I wanted an additional feature — to create Drupal accounts for all of the Active Directory accounts we have ahead of time, so that they could have content assigned to them before they had even created an account. Why would I want to do this? At our school, we are building a new web site and migrating content from the old site. As we build the site, we want to attribute authorship of each article to the correct person, even if he or she has not yet logged into the site for the first time. We also have a Contacts block on some pages, which should show the user information for the contact person even if they have not yet logged into the new site. Finally, we have additional group memberships beyond Active Directory (e.g., content manager) that we want to assign and test whether the user has logged in before or not. You may have other similar needs for your site.

I learned how to create the .info file to define a new module, the .install file to create any database tables or store any Drupal variables when the module is activated. I learned to write a .module file that defines hook functions that fire when certain functions are called elsewhere in the site and also contains the rest of the programming logic for my module. At times, I borrowed code or called functions from ldapauth.module. Elsewhere, I wrote my own code. Learning the Drupal API has been tremendous. The functions of the core code and modules are well-documented, so that one may use them in one’s own modules. This makes writing a custom module both fast, Drupal standards-compliant, and adaptable to future changes in code.

Contributing code to the community has caused additional benefits. Other, more experienced, eyes have reviewed my code and suggested important changes. Others have weighed in on the strategy and design of the module. Unfortunately, “other” has been largely one enthusiastic Drupal user. Although his feedback has been excellent, I do wish that more individuals tried the module. Right now, we are stuck because the module is not running correctly for this one tester, who has an OpenLDAP directory. I only have Active Directory, so I cannot test or confirm his issue.

I now have a module that is working for our new site, that others have reviewed and improved. If we can gain another tester to solve the OpenLDAP issue, then I may also have made a useful contribution to other people’s sites. This contribution is permanently archived for others to find when they discover a similar need to ours. The conversation continues on the LDAPsync component page.

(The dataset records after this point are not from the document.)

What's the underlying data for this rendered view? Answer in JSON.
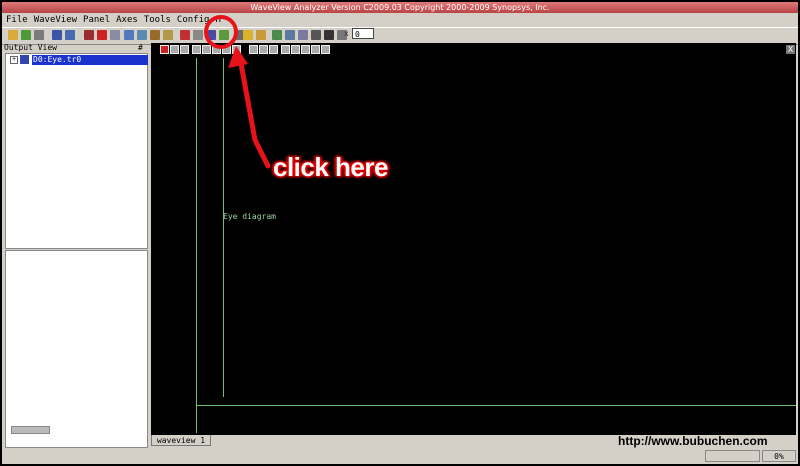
{
  "window": {
    "title": "WaveView Analyzer Version C2009.03 Copyright 2000-2009 Synopsys, Inc."
  },
  "menu": [
    "File",
    "WaveView",
    "Panel",
    "Axes",
    "Tools",
    "Config",
    "H"
  ],
  "toolbar": {
    "zoom_label": "x",
    "zoom_value": "0"
  },
  "output_view": {
    "title": "Output View",
    "pin": "#",
    "tree": [
      {
        "expander": "+",
        "label": "D0:Eye.tr0"
      }
    ]
  },
  "plot": {
    "panel_label": "Eye diagram",
    "close": "X",
    "grid_color": "#6fbf6f"
  },
  "tabs": [
    {
      "label": "waveview 1"
    }
  ],
  "status": {
    "zoom": "0%"
  },
  "watermark": "http://www.bubuchen.com",
  "annotation": {
    "text": "click here",
    "color": "#e8121a"
  }
}
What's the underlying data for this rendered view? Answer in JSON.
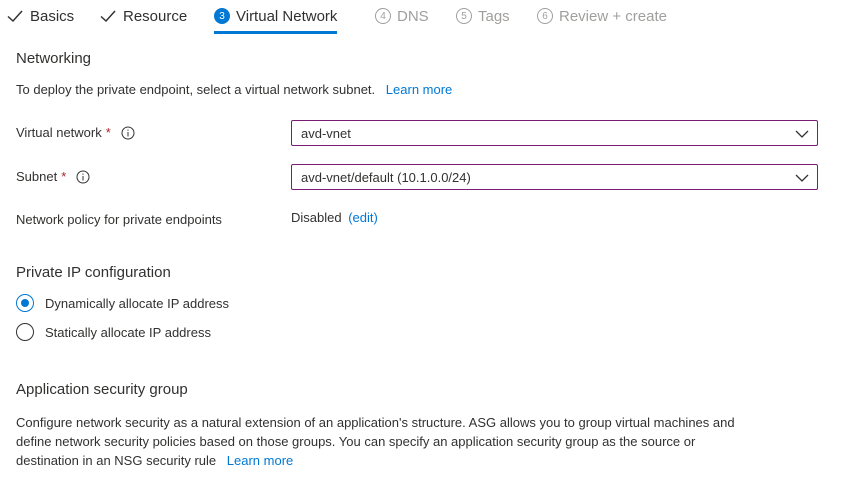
{
  "tabs": [
    {
      "label": "Basics",
      "state": "done"
    },
    {
      "label": "Resource",
      "state": "done"
    },
    {
      "number": "3",
      "label": "Virtual Network",
      "state": "active"
    },
    {
      "number": "4",
      "label": "DNS",
      "state": "disabled"
    },
    {
      "number": "5",
      "label": "Tags",
      "state": "disabled"
    },
    {
      "number": "6",
      "label": "Review + create",
      "state": "disabled"
    }
  ],
  "networking": {
    "heading": "Networking",
    "description": "To deploy the private endpoint, select a virtual network subnet.",
    "learn_more": "Learn more",
    "virtual_network": {
      "label": "Virtual network",
      "required": "*",
      "value": "avd-vnet"
    },
    "subnet": {
      "label": "Subnet",
      "required": "*",
      "value": "avd-vnet/default (10.1.0.0/24)"
    },
    "policy": {
      "label": "Network policy for private endpoints",
      "value": "Disabled",
      "edit": "(edit)"
    }
  },
  "private_ip": {
    "heading": "Private IP configuration",
    "options": [
      {
        "label": "Dynamically allocate IP address",
        "checked": true
      },
      {
        "label": "Statically allocate IP address",
        "checked": false
      }
    ]
  },
  "asg": {
    "heading": "Application security group",
    "line1": "Configure network security as a natural extension of an application's structure. ASG allows you to group virtual machines and",
    "line2": "define network security policies based on those groups. You can specify an application security group as the source or",
    "line3": "destination in an NSG security rule",
    "learn_more": "Learn more"
  },
  "colors": {
    "accent": "#0078d4",
    "dropdown_border": "#7c1b73",
    "required": "#a4262c",
    "disabled": "#a19f9d"
  }
}
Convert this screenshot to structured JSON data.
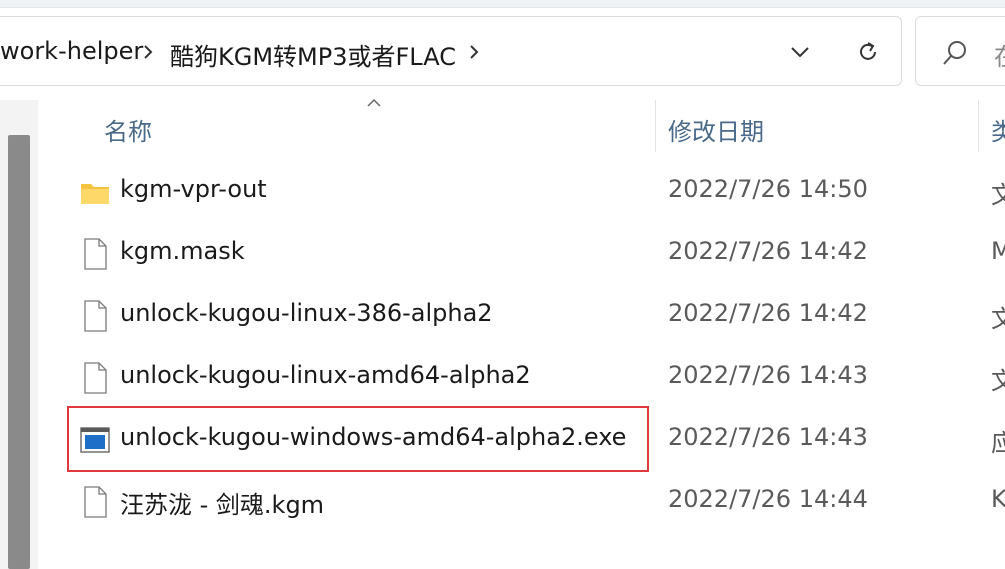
{
  "address_bar": {
    "crumbs": [
      "work-helper",
      "酷狗KGM转MP3或者FLAC"
    ],
    "dropdown_icon": "chevron-down-icon",
    "refresh_icon": "refresh-icon"
  },
  "search": {
    "icon": "search-icon",
    "placeholder_visible": "在"
  },
  "columns": {
    "name": "名称",
    "date": "修改日期",
    "type": "类"
  },
  "files": [
    {
      "name": "kgm-vpr-out",
      "date": "2022/7/26 14:50",
      "type": "文",
      "icon": "folder-icon"
    },
    {
      "name": "kgm.mask",
      "date": "2022/7/26 14:42",
      "type": "M",
      "icon": "file-icon"
    },
    {
      "name": "unlock-kugou-linux-386-alpha2",
      "date": "2022/7/26 14:42",
      "type": "文",
      "icon": "file-icon"
    },
    {
      "name": "unlock-kugou-linux-amd64-alpha2",
      "date": "2022/7/26 14:43",
      "type": "文",
      "icon": "file-icon"
    },
    {
      "name": "unlock-kugou-windows-amd64-alpha2.exe",
      "date": "2022/7/26 14:43",
      "type": "应",
      "icon": "exe-icon",
      "highlighted": true
    },
    {
      "name": "汪苏泷 - 剑魂.kgm",
      "date": "2022/7/26 14:44",
      "type": "K",
      "icon": "file-icon"
    }
  ],
  "colors": {
    "highlight": "#e0393e",
    "header_text": "#4a6a8a",
    "folder": "#f5c542",
    "exe_blue": "#1e6fc8"
  }
}
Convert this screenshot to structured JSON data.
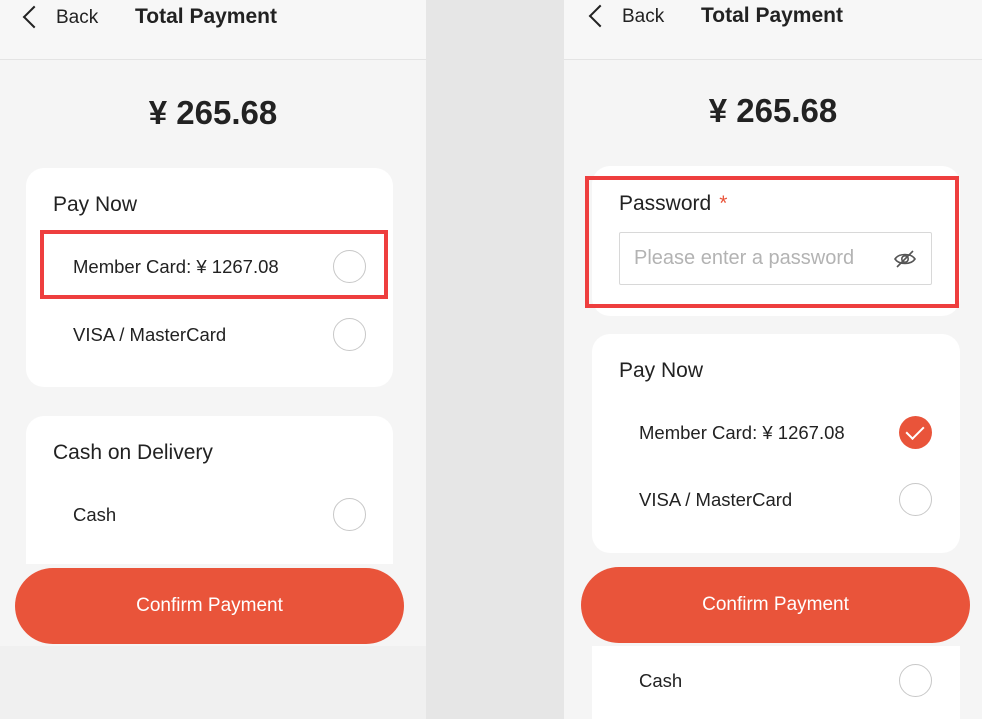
{
  "left_screen": {
    "header": {
      "back_label": "Back",
      "title": "Total Payment"
    },
    "amount": "¥ 265.68",
    "pay_now": {
      "title": "Pay Now",
      "options": [
        {
          "label": "Member Card: ¥ 1267.08",
          "selected": false
        },
        {
          "label": "VISA / MasterCard",
          "selected": false
        }
      ]
    },
    "cash_on_delivery": {
      "title": "Cash on Delivery",
      "options": [
        {
          "label": "Cash",
          "selected": false
        }
      ]
    },
    "confirm_label": "Confirm Payment"
  },
  "right_screen": {
    "header": {
      "back_label": "Back",
      "title": "Total Payment"
    },
    "amount": "¥ 265.68",
    "password": {
      "label": "Password",
      "required_mark": "*",
      "placeholder": "Please enter a password",
      "value": ""
    },
    "pay_now": {
      "title": "Pay Now",
      "options": [
        {
          "label": "Member Card: ¥ 1267.08",
          "selected": true
        },
        {
          "label": "VISA / MasterCard",
          "selected": false
        }
      ]
    },
    "cash_on_delivery": {
      "options": [
        {
          "label": "Cash",
          "selected": false
        }
      ]
    },
    "confirm_label": "Confirm Payment"
  },
  "colors": {
    "accent": "#e9543a",
    "highlight_border": "#ee3e3e",
    "background": "#f5f5f5",
    "card": "#ffffff"
  }
}
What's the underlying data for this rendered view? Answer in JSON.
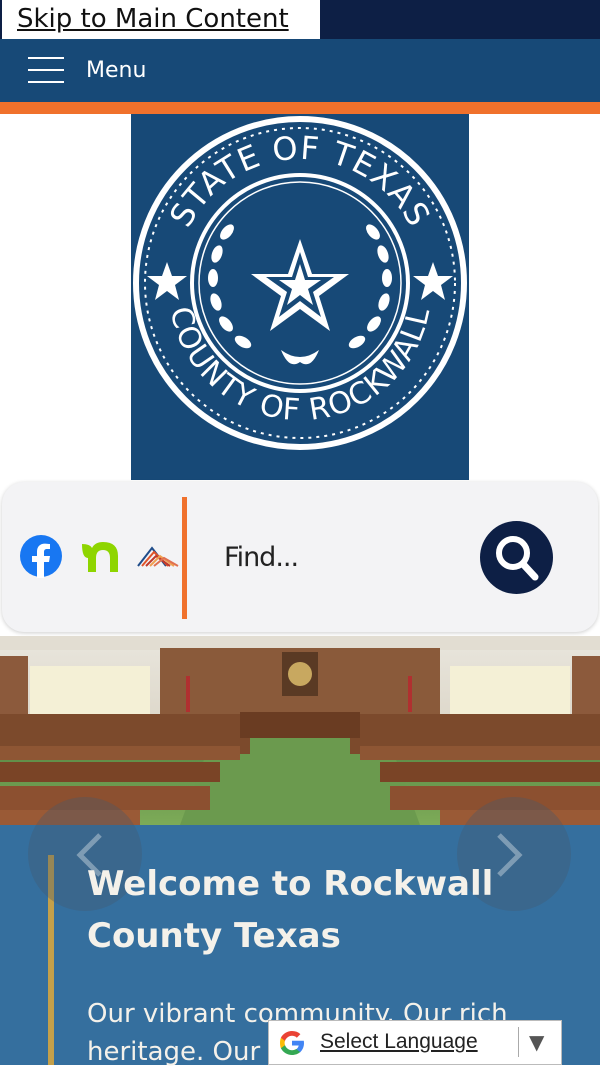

This success encourages me to write more custom modules for our site, as needed. For example, I have written my own mini-version of node_autotitle to create custom titles for athletics event nodes. I have written a custom Contacts block to automatically display the users associated with particular types of content, based on specific criteria. I have ported existing PHP code from custom work of years past to embed faculty/staff, student, and alumni directories into the site and make them available only to certain users based on the Drupal permissions system.

Though operating within the Drupal framework creates more work sometimes, it is extremely powerful and beats coding from scratch by a long way.